DM: All wrong. What we thought was cool and how I view cool today are two different things. Guys who go to school and complete their education and stay away from drugs, those are the cool guys. The guys that I looked up to, think­ing they were cool are locked up or dead. I don’t know anybody who says that drugs made their lives better. At a young age you only see what’s right in front of you. What I want to say to the kid reading this who’s doing dope is that there’s help you can get. You can quit. That whole thing about playing Russ­ian Roulette—sooner or later that bullet’s going to go off on you, and it can cost you your life. It’s not just you, your mom and dad and your family’s gonna pay for it for the rest of their lives. If you love your parents, if you love life, if you love your freedom—then you’ll never, ever, ever go the direction I went.
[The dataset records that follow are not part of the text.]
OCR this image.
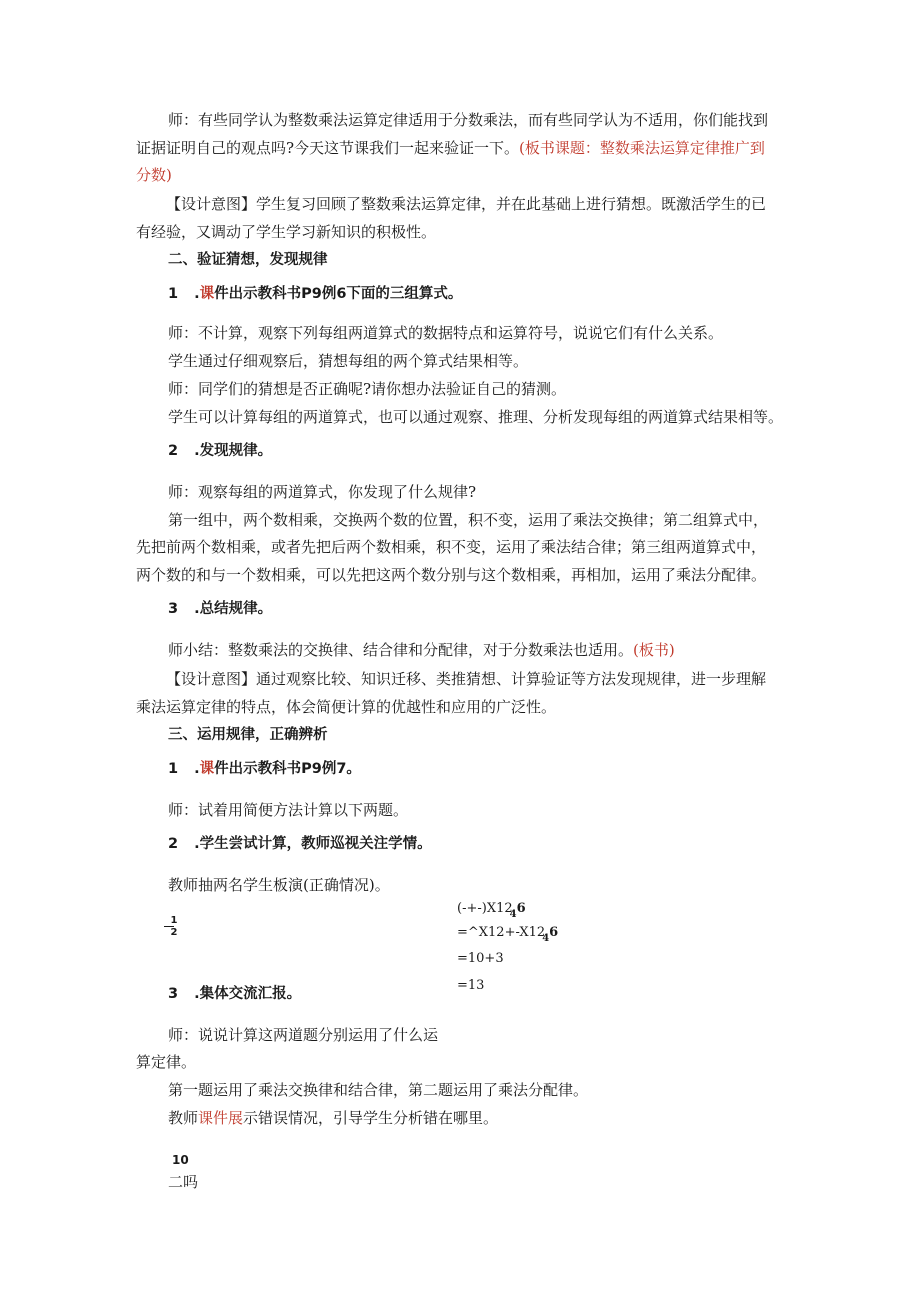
师：有些同学认为整数乘法运算定律适用于分数乘法，而有些同学认为不适用，你们能找到
证据证明自己的观点吗?今天这节课我们一起来验证一下。(板书课题：整数乘法运算定律推广到
分数)
【设计意图】学生复习回顾了整数乘法运算定律，并在此基础上进行猜想。既激活学生的已
有经验，又调动了学生学习新知识的积极性。
二、验证猜想，发现规律
1 .课件出示教科书P9例6下面的三组算式。
师：不计算，观察下列每组两道算式的数据特点和运算符号，说说它们有什么关系。
学生通过仔细观察后，猜想每组的两个算式结果相等。
师：同学们的猜想是否正确呢?请你想办法验证自己的猜测。
学生可以计算每组的两道算式，也可以通过观察、推理、分析发现每组的两道算式结果相等。
2 .发现规律。
师：观察每组的两道算式，你发现了什么规律?
第一组中，两个数相乘，交换两个数的位置，积不变，运用了乘法交换律；第二组算式中，
先把前两个数相乘，或者先把后两个数相乘，积不变，运用了乘法结合律；第三组两道算式中，
两个数的和与一个数相乘，可以先把这两个数分别与这个数相乘，再相加，运用了乘法分配律。
3 .总结规律。
师小结：整数乘法的交换律、结合律和分配律，对于分数乘法也适用。(板书)
【设计意图】通过观察比较、知识迁移、类推猜想、计算验证等方法发现规律，进一步理解
乘法运算定律的特点，体会简便计算的优越性和应用的广泛性。
三、运用规律，正确辨析
1 .课件出示教科书P9例7。
师：试着用简便方法计算以下两题。
2 .学生尝试计算，教师巡视关注学情。
教师抽两名学生板演(正确情况)。
1
2
$(-+-)X12_46$
$=\^{}X12+-X12_46$
=10+3
=13
3 .集体交流汇报。
师：说说计算这两道题分别运用了什么运
算定律。
第一题运用了乘法交换律和结合律，第二题运用了乘法分配律。
教师课件展示错误情况，引导学生分析错在哪里。
10
二吗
RM: You said that you think of drugs as Russian Roulette, like you’re loading the gun every time you get high.
DM: Absolutely, every time you get high you’re pushing the limits of life; it is Russian Roulette. And eventually, your number comes up. No man who has a low-rider car that he pampers and polishes is ever going to open up the gas tank and pour sugar into it. Your body’s worth so much more than any car that’s out there, so why would you want to put destructive substances into it?

RM: Okay, but what about marijuana; a lot of people say it’s OK.
DM: First of all, it’s still illegal, even if it’s used clinically. Secondly, it’s ad­dicting. Third, it burns out your brain cells. Fourth, your lungs were never made to have smoke inside of them. Fifth, it’s a steppingstone to the next drug. If you smoke pot and think it’s not as bad as everybody thinks, your thought pattern will be that maybe cocaine, heroin, pills, XTC, and every drug out there is the same way. When was the last time you saw a crash from somebody that was drunk? You could say, Drinking’s OK, it’s legal. Is it legal? Ask somebody who killed somebody while drunk and is serving a life sentence.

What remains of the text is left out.